Routine leads me across it every day, but a couple weekends ago I was walking across an old throw rug in my garage when it caught my attention more than usual. It comes from the boyhood home of one of my oldest friends.
The rug is old, maybe older than the friendship, and it is partly tattered around the edges and starting to show its age. It is in my garage because it reminds me of special times at a special place, and warms me inside a bit each time I see it. That’s why it will remain in my garage as long as there is a piece of it left.
The are many similar items in my garage, all reminders of happy moments from times gone by, and often I glance at them with no more than a fleeting thought. But the rug caught my attention the other day, enough that I took a picture of it and sent it to my old friend, along with this message: “Hey, was thinking about you when I walked over this carpet. Mrs. Florence Holmes is still around. Makes me smile…”
In return, I received a special picture from my friend of his mother. The picture lightened my day, and for a few minutes sent me daydreaming back to those special times at that special place that was the rug’s original home.
It is hard for me to explain why the Holmeses’ home holds such a special place in my book of memories. But I suppose it is because it was a little different from other homes I spent time in growing up. It was warm and cozy, had three full stories where boys could find all kinds of adventure, could be a bit spooky — at least in my younger years — and watched me transform from a little boy into an adult.
It was also like a refuge in some ways for myself and many others during our formative years. It was a place where I felt welcome and at ease. It was decorated uniquely and had amazing woodwork, and there were specific, almost unspoken rules when we visited – like if the weather was wet or snowy outside, taking your shoes off in the back room where many of those throw rugs were placed before entering the rest of the home.
Oddly enough, my relationship with the Holmes family started when I was a paperboy for this very newspaper during my elementary school years.
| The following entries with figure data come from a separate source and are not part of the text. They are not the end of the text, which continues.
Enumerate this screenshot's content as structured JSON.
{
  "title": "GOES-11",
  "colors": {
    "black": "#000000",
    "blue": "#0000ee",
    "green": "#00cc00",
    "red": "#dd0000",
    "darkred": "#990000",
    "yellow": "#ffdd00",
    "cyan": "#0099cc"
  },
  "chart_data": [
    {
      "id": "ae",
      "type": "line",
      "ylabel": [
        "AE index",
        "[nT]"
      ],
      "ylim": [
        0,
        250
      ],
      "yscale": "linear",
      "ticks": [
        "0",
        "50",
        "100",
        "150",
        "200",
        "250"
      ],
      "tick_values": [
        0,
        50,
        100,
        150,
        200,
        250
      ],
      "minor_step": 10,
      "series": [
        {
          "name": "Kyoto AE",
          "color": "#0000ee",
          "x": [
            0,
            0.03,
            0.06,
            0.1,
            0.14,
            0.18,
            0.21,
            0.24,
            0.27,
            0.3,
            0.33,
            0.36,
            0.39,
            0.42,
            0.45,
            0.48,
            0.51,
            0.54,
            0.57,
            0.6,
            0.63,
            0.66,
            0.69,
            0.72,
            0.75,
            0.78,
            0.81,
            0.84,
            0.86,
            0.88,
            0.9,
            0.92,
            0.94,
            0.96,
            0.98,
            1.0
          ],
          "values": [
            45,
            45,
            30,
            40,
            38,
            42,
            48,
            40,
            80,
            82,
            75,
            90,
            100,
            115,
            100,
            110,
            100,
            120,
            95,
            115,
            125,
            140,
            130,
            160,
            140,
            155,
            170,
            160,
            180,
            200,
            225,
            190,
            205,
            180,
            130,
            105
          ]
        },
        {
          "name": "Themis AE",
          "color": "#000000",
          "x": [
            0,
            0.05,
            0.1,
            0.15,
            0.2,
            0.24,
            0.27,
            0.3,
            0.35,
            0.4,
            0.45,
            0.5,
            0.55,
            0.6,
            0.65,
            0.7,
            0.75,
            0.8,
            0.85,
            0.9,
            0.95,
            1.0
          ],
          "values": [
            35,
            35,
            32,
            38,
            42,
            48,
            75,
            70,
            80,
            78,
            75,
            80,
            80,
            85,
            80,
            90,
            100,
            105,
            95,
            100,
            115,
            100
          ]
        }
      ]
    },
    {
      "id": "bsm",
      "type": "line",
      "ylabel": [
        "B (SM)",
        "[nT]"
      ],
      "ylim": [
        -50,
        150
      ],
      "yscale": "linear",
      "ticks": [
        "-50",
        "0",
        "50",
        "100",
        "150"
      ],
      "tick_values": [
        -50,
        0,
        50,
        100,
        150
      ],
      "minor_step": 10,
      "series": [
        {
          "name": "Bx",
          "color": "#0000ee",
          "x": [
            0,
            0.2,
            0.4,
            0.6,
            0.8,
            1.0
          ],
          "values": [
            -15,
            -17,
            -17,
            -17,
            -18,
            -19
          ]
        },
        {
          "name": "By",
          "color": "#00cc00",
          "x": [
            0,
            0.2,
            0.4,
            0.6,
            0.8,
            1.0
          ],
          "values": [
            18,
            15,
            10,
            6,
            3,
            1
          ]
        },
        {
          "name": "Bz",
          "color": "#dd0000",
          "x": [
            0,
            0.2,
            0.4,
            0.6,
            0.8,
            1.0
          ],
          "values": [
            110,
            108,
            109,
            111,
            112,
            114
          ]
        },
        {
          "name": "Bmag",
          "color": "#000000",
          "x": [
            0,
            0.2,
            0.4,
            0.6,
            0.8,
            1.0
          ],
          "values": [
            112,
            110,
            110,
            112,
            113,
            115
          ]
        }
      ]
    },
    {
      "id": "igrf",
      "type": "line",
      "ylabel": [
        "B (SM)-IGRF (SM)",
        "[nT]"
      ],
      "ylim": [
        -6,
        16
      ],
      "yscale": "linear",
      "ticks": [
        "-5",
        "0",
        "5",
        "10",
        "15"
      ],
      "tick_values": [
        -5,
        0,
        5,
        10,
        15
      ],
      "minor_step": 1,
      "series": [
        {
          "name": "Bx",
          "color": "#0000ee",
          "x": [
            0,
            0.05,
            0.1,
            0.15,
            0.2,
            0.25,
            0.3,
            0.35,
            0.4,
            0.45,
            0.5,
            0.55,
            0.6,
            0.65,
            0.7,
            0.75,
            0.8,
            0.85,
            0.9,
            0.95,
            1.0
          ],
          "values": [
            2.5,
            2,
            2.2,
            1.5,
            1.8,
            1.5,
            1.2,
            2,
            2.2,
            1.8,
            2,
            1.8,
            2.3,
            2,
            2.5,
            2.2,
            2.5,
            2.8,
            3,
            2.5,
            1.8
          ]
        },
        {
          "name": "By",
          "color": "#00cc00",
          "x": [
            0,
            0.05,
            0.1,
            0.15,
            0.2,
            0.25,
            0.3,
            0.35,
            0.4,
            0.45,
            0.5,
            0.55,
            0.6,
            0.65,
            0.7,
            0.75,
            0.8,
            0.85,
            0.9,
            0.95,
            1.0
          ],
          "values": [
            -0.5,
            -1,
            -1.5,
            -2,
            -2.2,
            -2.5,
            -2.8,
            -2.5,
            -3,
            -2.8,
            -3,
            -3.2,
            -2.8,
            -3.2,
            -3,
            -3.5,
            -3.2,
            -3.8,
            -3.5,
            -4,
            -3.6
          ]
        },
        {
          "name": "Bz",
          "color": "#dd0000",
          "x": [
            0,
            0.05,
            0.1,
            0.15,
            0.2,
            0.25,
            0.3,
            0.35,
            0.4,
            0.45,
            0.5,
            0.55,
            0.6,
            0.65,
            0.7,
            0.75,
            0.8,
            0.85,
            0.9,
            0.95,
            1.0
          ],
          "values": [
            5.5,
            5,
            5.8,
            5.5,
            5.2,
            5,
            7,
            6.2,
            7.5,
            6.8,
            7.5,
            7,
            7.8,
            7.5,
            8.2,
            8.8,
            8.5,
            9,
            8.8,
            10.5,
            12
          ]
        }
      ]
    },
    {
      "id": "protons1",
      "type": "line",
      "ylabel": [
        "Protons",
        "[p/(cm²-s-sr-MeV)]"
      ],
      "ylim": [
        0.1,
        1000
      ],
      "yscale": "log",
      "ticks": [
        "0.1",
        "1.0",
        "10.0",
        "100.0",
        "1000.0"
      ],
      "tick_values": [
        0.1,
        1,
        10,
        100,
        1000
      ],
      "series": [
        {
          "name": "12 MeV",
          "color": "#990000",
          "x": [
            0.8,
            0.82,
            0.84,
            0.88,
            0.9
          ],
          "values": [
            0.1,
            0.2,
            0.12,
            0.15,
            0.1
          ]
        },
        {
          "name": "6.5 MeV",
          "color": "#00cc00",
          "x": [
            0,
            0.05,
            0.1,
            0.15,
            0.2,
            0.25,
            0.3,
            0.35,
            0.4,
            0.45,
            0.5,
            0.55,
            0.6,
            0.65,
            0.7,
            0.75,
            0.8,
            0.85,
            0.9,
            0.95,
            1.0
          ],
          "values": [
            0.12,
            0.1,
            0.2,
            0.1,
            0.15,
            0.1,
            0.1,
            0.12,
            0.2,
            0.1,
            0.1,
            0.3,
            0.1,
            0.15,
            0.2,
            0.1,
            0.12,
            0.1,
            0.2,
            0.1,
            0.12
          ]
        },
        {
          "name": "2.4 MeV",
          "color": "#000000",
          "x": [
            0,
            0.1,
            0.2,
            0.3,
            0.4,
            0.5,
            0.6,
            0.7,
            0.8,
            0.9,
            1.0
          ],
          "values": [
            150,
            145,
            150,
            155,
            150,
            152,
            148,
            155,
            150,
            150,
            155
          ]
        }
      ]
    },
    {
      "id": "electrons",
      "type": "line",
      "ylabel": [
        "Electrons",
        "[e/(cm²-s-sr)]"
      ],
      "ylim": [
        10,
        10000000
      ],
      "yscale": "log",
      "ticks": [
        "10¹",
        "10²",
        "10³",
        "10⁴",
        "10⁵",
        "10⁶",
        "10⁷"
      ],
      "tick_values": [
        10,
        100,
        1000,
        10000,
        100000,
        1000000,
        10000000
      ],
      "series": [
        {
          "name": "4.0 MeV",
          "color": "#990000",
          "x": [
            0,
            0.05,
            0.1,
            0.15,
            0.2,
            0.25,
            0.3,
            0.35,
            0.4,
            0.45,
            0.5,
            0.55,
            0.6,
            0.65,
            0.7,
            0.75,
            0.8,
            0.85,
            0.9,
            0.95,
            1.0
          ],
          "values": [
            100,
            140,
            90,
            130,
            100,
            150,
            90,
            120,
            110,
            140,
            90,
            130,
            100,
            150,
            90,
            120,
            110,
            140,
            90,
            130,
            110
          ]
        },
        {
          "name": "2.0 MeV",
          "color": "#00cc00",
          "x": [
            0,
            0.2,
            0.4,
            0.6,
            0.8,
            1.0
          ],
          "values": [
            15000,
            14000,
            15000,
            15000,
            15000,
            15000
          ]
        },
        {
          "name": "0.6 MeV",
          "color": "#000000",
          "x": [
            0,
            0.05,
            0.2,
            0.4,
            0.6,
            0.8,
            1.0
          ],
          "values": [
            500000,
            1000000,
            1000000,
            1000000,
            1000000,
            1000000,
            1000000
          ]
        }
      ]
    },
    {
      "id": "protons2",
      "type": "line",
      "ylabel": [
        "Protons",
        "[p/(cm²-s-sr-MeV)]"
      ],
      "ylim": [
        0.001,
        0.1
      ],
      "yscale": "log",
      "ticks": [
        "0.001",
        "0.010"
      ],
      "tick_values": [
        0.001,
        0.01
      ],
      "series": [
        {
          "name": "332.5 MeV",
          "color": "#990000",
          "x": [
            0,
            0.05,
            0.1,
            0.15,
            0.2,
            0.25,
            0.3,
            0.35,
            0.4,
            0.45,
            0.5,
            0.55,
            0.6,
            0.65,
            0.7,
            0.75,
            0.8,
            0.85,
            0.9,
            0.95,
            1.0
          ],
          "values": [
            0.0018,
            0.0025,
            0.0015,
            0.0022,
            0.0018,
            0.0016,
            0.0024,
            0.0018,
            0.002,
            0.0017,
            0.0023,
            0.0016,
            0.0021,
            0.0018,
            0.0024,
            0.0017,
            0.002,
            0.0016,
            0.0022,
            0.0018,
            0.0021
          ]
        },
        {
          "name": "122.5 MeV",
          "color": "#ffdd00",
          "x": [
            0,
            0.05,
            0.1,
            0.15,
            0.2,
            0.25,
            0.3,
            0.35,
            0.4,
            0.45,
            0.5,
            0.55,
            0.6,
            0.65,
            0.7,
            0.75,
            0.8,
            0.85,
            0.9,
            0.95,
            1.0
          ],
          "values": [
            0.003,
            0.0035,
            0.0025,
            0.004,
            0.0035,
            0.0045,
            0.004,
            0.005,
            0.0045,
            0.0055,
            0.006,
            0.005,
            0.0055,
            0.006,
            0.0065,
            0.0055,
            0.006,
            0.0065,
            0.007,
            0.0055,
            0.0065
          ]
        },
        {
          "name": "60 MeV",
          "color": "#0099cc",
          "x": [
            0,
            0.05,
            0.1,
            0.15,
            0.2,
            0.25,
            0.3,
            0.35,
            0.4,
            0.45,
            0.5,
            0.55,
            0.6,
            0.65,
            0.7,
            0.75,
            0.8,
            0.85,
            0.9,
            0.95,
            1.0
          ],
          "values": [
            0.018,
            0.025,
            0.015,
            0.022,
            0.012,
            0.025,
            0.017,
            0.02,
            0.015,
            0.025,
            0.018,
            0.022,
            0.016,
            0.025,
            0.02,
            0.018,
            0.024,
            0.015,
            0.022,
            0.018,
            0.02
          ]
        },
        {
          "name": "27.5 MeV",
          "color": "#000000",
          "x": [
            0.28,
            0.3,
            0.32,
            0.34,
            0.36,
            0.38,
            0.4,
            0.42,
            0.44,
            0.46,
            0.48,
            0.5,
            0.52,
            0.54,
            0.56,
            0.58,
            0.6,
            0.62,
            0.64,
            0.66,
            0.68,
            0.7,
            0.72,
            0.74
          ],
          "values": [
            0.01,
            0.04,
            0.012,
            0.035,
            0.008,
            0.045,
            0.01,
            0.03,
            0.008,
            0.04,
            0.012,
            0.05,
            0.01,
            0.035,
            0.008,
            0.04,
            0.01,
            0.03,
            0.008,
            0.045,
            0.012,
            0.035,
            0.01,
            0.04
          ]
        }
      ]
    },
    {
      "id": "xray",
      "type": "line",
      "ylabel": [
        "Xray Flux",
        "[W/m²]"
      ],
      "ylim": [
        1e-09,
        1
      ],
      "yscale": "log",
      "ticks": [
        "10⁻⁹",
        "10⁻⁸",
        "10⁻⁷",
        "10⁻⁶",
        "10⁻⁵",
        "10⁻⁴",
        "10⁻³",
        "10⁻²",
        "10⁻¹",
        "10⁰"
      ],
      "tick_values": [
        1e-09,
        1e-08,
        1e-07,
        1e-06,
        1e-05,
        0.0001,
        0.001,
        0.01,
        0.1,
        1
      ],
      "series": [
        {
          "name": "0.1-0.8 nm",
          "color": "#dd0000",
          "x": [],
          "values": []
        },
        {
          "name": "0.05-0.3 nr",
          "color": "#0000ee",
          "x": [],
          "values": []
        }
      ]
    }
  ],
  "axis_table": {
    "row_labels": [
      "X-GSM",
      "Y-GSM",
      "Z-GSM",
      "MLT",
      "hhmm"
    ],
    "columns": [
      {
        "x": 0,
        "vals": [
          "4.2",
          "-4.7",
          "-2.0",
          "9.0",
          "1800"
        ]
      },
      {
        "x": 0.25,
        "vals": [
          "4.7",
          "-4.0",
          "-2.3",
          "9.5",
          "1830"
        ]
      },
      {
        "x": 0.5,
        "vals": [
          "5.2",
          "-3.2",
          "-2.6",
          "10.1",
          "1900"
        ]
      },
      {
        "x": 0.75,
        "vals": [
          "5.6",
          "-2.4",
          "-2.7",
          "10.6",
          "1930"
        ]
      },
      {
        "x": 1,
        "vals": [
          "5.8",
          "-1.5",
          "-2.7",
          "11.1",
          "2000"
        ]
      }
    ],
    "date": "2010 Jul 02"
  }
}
Their place was one of the stops on my route, and every other week or so I had to knock on the front door of the massive place to receive my pay.
Almost every time I knocked, the youngest of the Holmes family’s four children would come to the door. He was a year younger than me, but bigger, and seemed to enjoy pestering me. He always struck up a conversation, then often chased me down the sidewalk, playfully whacking me with the newspaper I had just delivered.
I do not recall exactly how it all developed, but we did not live far from each other, a friendship developed, and we have been good friends ever since.
We only see each other about once a year now, but when we do, it seems like time fades away, and if only for a while, we are young again.
Sometime during those years when I was delivering the paper, my buddy invited one of my brothers and I to spend a week with his family at the lodge at Pike Lake State Park. We were invited back several more years, and as the seasons passed, the number of boys joining the Holmes family on the annual outing gradually increased. It lasted until the summer between my junior and senior years in high school, when six or seven of us boys made the trip. We were starting to get a little more ornery by that time and did not follow all the unspoken rules we knew we were supposed to very well. That was the end of the Pike Lake years.
Those summers at Pike Lake hold so many special memories that it would take many columns to write about them all, and I have written of some of them in the past.
But while our days at Pike Lake came to an end that one summer, our times at the Holmeses’ home did not. Our visits became less frequent as the years passed, and my buddy moved away, but when he would return home it was always special to visit him at that old house on Walnut Street that still stands today.
I was in my 40s when his mother, Mrs. Florence Holmes, passed away. Not long thereafter her family held a large auction, selling what they did not want of her vast collection of things in her home. The house held so many fond memories that I had to have some pieces of it, and one of them was the piece of carpet that I walk over every day.
I was more than fortunate to have a place like the Holmeses’ home to visit when I was kid and beyond. It was kind of like a refuge from a storm, with love and friendship packed into every nook and cranny.
I have often thought of knocking on the front door of the old house one more time to ask if I could maybe look around for a minute. But then, really, there is no need. Pieces from the home are in my garage and in my memories, and if only for a brief second, the warmth of that old home is rekindled each and every time I step on that old rug.